Second, what is the authors' perspective on the stability or durability of this "expressed individuality" (greater variance) over time? This is important since the mice are (a) female and (b) relatively young, and (c) since studies suggest neurogenesis may not be a lifelong driver of hippocampal function. Therefore, brief speculative comments on sex-or age-induced "cementing", "inhibition", or "activity-independence" etc. of variance is warranted.

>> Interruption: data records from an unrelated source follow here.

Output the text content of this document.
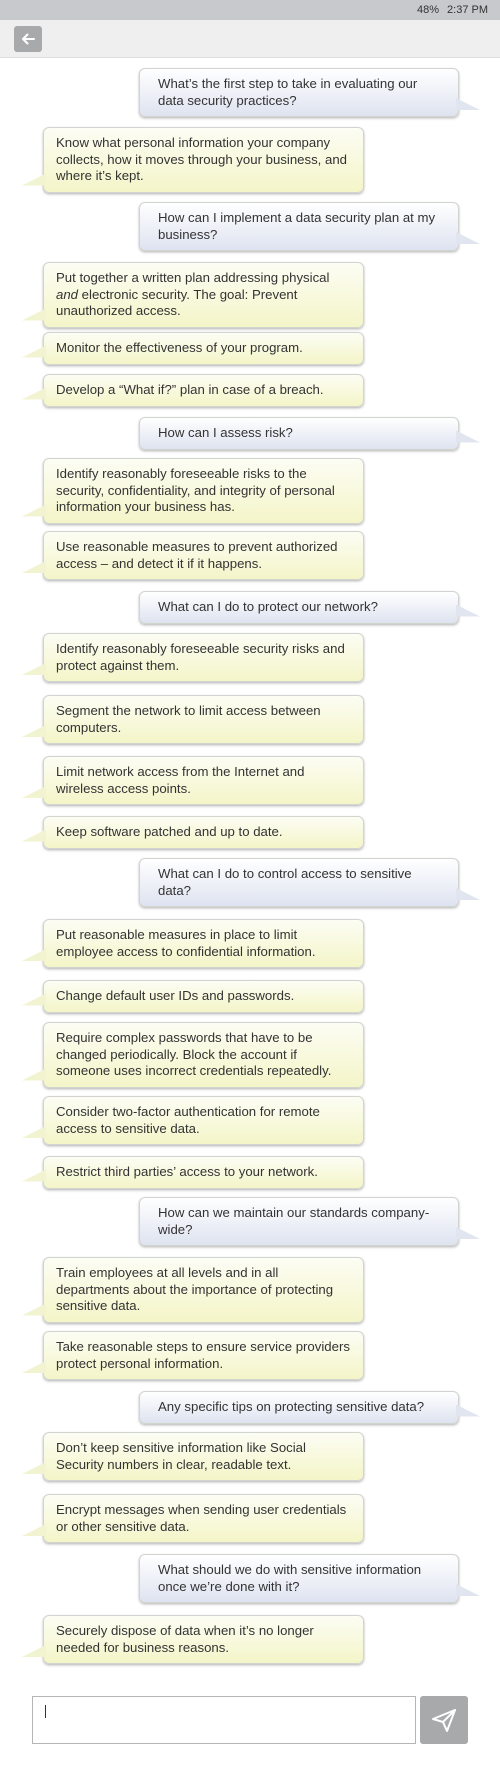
48% 2:37 PM
What’s the first step to take in evaluating our data security practices?
Know what personal information your company collects, how it moves through your business, and where it’s kept.
How can I implement a data security plan at my business?
Put together a written plan addressing physical and electronic security. The goal: Prevent unauthorized access.
Monitor the effectiveness of your program.
Develop a “What if?” plan in case of a breach.
How can I assess risk?
Identify reasonably foreseeable risks to the security, confidentiality, and integrity of personal information your business has.
Use reasonable measures to prevent authorized access – and detect it if it happens.
What can I do to protect our network?
Identify reasonably foreseeable security risks and protect against them.
Segment the network to limit access between computers.
Limit network access from the Internet and wireless access points.
Keep software patched and up to date.
What can I do to control access to sensitive data?
Put reasonable measures in place to limit employee access to confidential information.
Change default user IDs and passwords.
Require complex passwords that have to be changed periodically. Block the account if someone uses incorrect credentials repeatedly.
Consider two-factor authentication for remote access to sensitive data.
Restrict third parties’ access to your network.
How can we maintain our standards company-wide?
Train employees at all levels and in all departments about the importance of protecting sensitive data.
Take reasonable steps to ensure service providers protect personal information.
Any specific tips on protecting sensitive data?
Don’t keep sensitive information like Social Security numbers in clear, readable text.
Encrypt messages when sending user credentials or other sensitive data.
What should we do with sensitive information once we’re done with it?
Securely dispose of data when it’s no longer needed for business reasons.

We included a following section discussing this comment in the Discussion section of the manuscript:
“According to our hypothesis of positive feedback through experience, the individualization that occurs in the first months of ENR housing should lead to a permanent discordance of behavior, responses to cognitive challenges, and possibly also brain morphology. In support of this, we have previously shown that mice establish stable behavioral trajectories in the first two months of ENR housing that are maintained for the time of monitoring (Freund et al., 2013) and are presumably kept up for long-term. Whether life-long ENR housing would increase the inter-individual variability even more over time and whether the inter-individual differences are stable after withdrawal of the ENR stimulus is a subject of current investigations. While the positive influence of ENR on neurogenesis and behavior is independent of age (Kempermann et al., 1998), housing of mice for longer than 3 months in ENR does not further increase experience-dependent neurogenesis (Kempermann and Gage, 1999). Concurrently, exploratory activity of mice was shown to decrease with time in ENR (Freund et al., 2013), suggesting, together with the age-related decline in neurogenesis, that the strength of the iterative feedback between neurogenesis and behavior would decrease, which could result in a plateauing of the individuality effect with time.”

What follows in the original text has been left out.